Our fanboyism on ATUL GAWANDE is well-established: we think he should be surgeon general. Brilliant medical writer. Brilliant medical thinker. One of the very few essential voices to emerge out of the bar-brawl of the health-care debate. Local guy. Knows what it's like for someone to yell "FUCK YOU" at him in the middle of a reading.

He commandeered this week's New Yorker "Comment" to weigh in yet again on health care, and once again resists the temptations of politics and ideology to raise a red flag about the just-passed reform legislation. His larger point is a comparison to the enactment of Medicare by LBJ: after the law was passed, the American Medical Association "waged war to try to stop the program, and doctors weren’t about to abandon the fight against 'socialized medicine' simply because it had passed into law."

If you'd like to get a taste of what that debate sounded like, here's a recording made in Boston in 1965, in the middle of the dogfight over Medicare. The outgoing president of the AMA and the architect of its opposition to Medicare, Edward Annis, staged a public debate against Dean Schottland, at the time a Brandeis educator who'd been the commissioner of Social Security under Eisenhower. That debate, entitled "Medicare: Is It The Best Solution," will inspire a shocking dose of deja vu. And yet you may also be shocked by the notion that, 45 years ago, it was politically acceptable to suggest that compassion was a legitimate goal of a just society.
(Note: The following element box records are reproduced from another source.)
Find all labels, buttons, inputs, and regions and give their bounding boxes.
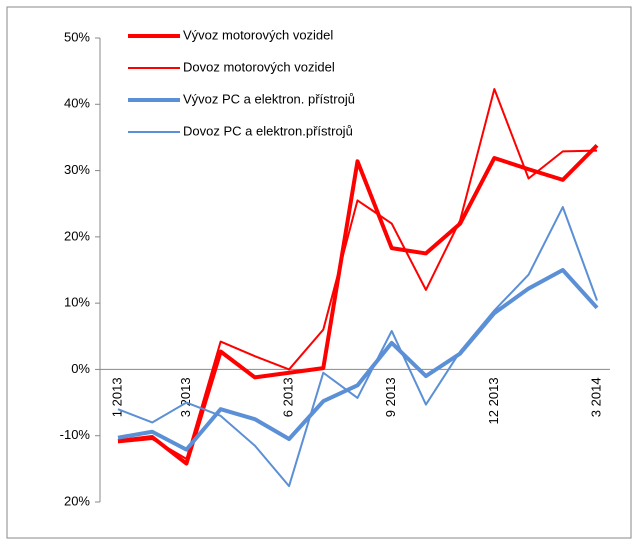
y-tick-label: 20% (64, 228, 90, 243)
series-line (117, 268, 599, 452)
series-line (117, 88, 598, 460)
x-tick-label: 12 2013 (486, 377, 501, 424)
y-tick-label: 10% (64, 295, 90, 310)
x-tick-label: 3 2014 (588, 377, 603, 417)
series-line (117, 143, 599, 466)
chart-border (6, 6, 632, 539)
x-tick-label: 9 2013 (383, 377, 398, 417)
legend-label: Vývoz PC a elektron. přístrojů (183, 91, 355, 106)
legend-label: Dovoz PC a elektron.přístrojů (183, 123, 353, 138)
y-tick-label: 0% (71, 361, 90, 376)
legend-label: Dovoz motorových vozidel (183, 59, 335, 74)
y-tick-label: 30% (64, 162, 90, 177)
y-tick-label: 50% (64, 29, 90, 44)
x-tick-label: 1 2013 (109, 377, 124, 417)
y-tick-label: -10% (60, 427, 91, 442)
y-tick-label: 40% (64, 96, 90, 111)
legend-label: Vývoz motorových vozidel (183, 27, 333, 42)
x-tick-label: 3 2013 (178, 377, 193, 417)
y-tick-label: 20% (64, 493, 90, 508)
series-line (117, 206, 598, 488)
x-tick-label: 6 2013 (281, 377, 296, 417)
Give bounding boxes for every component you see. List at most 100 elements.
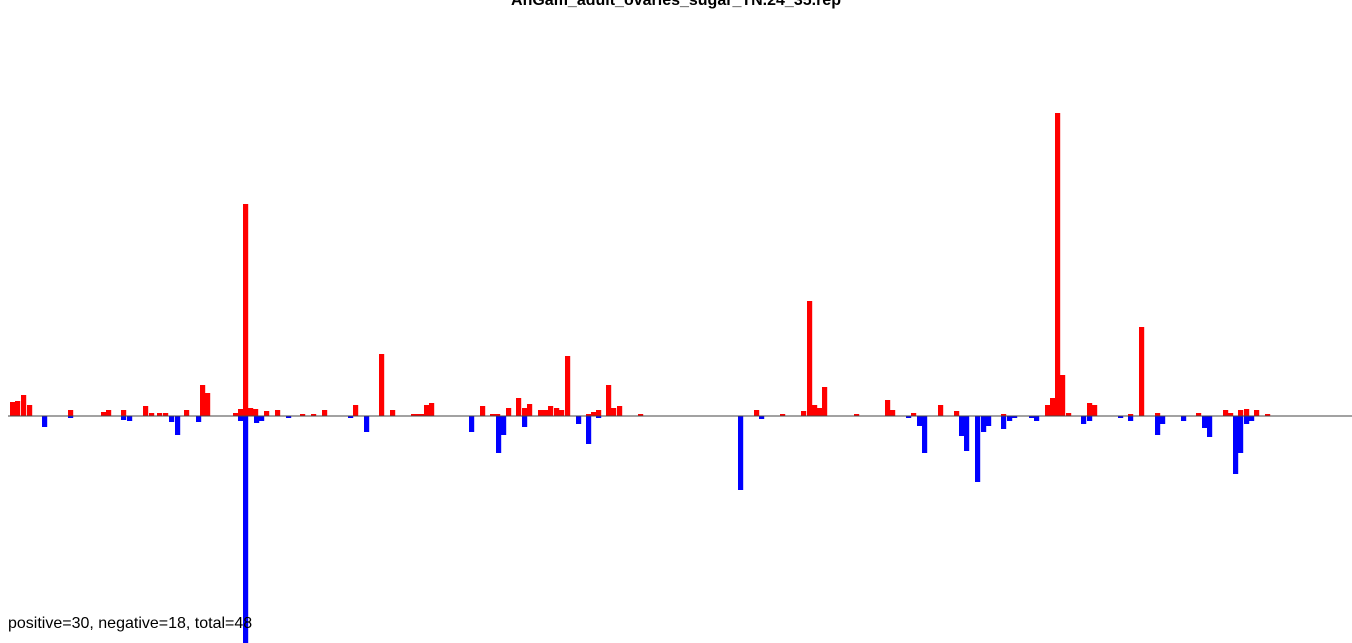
bar <box>611 408 617 416</box>
bar <box>1244 416 1250 424</box>
bar <box>1244 409 1250 416</box>
bar <box>205 393 211 416</box>
bar <box>911 413 917 416</box>
bar <box>149 413 155 416</box>
bar <box>975 416 981 482</box>
bar <box>243 416 249 643</box>
bar <box>184 410 190 416</box>
bar <box>1254 410 1260 416</box>
bar <box>1265 414 1271 416</box>
bar <box>121 410 127 416</box>
chart-title: AnGam_adult_ovaries_sugar_TN.24_35.rep <box>511 0 841 9</box>
bar <box>1128 416 1134 421</box>
bar <box>596 410 602 416</box>
bar <box>106 410 112 416</box>
bar <box>506 408 512 416</box>
bar <box>981 416 987 432</box>
bar <box>1233 416 1239 474</box>
bar <box>275 410 281 416</box>
bar <box>411 414 417 416</box>
bar <box>922 416 928 453</box>
bar <box>68 416 74 418</box>
bar <box>233 413 239 416</box>
bar <box>1228 413 1234 416</box>
bar <box>1139 327 1145 416</box>
bar <box>1001 416 1007 429</box>
bar <box>1238 410 1244 416</box>
bar <box>1155 413 1161 416</box>
bar <box>1007 416 1013 421</box>
bar <box>538 410 544 416</box>
bar <box>938 405 944 416</box>
bar <box>516 398 522 416</box>
bar <box>238 409 244 416</box>
bar <box>253 409 259 416</box>
bar <box>576 416 582 424</box>
bar <box>143 406 149 416</box>
bar <box>157 413 163 416</box>
bar <box>522 416 528 427</box>
bar <box>554 408 560 416</box>
bar <box>429 403 435 416</box>
bar <box>807 301 813 416</box>
bar <box>1223 410 1229 416</box>
bar <box>906 416 912 418</box>
bar <box>1055 113 1061 416</box>
bar <box>42 416 48 427</box>
bar <box>1087 403 1093 416</box>
bar <box>68 410 74 416</box>
summary-text: positive=30, negative=18, total=48 <box>8 615 252 632</box>
bar <box>264 411 270 416</box>
bar <box>959 416 965 436</box>
bar <box>986 416 992 426</box>
bar <box>501 416 507 435</box>
bar <box>1196 413 1202 416</box>
bar <box>300 414 306 416</box>
bar <box>617 406 623 416</box>
bar <box>390 410 396 416</box>
bar <box>954 411 960 416</box>
bar <box>169 416 175 422</box>
bar <box>801 411 807 416</box>
bar <box>1034 416 1040 421</box>
bar <box>1012 416 1018 418</box>
bar <box>27 405 33 416</box>
bar <box>917 416 923 426</box>
bar <box>348 416 354 418</box>
bar <box>854 414 860 416</box>
bar <box>21 395 27 416</box>
bar <box>248 408 254 416</box>
bar <box>548 406 554 416</box>
bar <box>353 405 359 416</box>
bar <box>964 416 970 451</box>
bar <box>822 387 828 416</box>
bar <box>1118 416 1124 418</box>
bar <box>15 401 21 416</box>
bar <box>364 416 370 432</box>
bar <box>1238 416 1244 453</box>
bar <box>1060 375 1066 416</box>
bar <box>1202 416 1208 428</box>
bar <box>754 410 760 416</box>
bar <box>238 416 244 421</box>
bar <box>885 400 891 416</box>
bar <box>1160 416 1166 424</box>
bar <box>322 410 328 416</box>
bar <box>101 412 107 416</box>
bar <box>424 405 430 416</box>
bar <box>522 408 528 416</box>
bar <box>127 416 133 421</box>
bar <box>1207 416 1213 437</box>
bar <box>469 416 475 432</box>
bar <box>586 414 592 416</box>
bar <box>416 414 422 416</box>
bar <box>1081 416 1087 424</box>
bar <box>586 416 592 444</box>
bar <box>817 408 823 416</box>
bar <box>1045 405 1051 416</box>
bar <box>1249 416 1255 421</box>
bar <box>1181 416 1187 421</box>
bar <box>1128 414 1134 416</box>
bar <box>379 354 385 416</box>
LISTEN: Medicare: Is It the Best Solution? [Ford Hall Forum, Boston, 1965] (mp3)

To get back to Gawande: most of the people echoing his New Yorker column this week are focusing on his broad goal: a warning about the dangers of assuming that the work of health reform is over. But they seem to be glossing over the narrow example he gives, which is a terrifying warning that when all is said and done, health reform may simply not work -- or may work, and then have horrific unintended consequences. In this passage, he gives a real-world example of how improving health care at Boston's Children's Hospital resulted in cut costs . . . which has had the paradoxic effect of occasioning a financial crisis. Here's the relevant passage:

Recently, clinicians at Children’s Hospital Boston adopted a more systematic approach for managing inner-city children who suffer severe asthma attacks, by introducing a bundle of preventive measures. Insurance would cover just one: prescribing an inhaler. The hospital agreed to pay for the rest, which included nurses who would visit parents after discharge and make sure that they had their child’s medicine, knew how to administer it, and had a follow-up appointment with a pediatrician; home inspections for mold and pests; and vacuum cleaners for families without one (which is cheaper than medication). After a year, the hospital readmission rate for these patients dropped by more than eighty per cent, and costs plunged. But an empty hospital bed is a revenue loss, and asthma is Children’s Hospital’s leading source of admissions. Under the current system, this sensible program could threaten to bankrupt it. So far, neither the government nor the insurance companies have figured out a solution.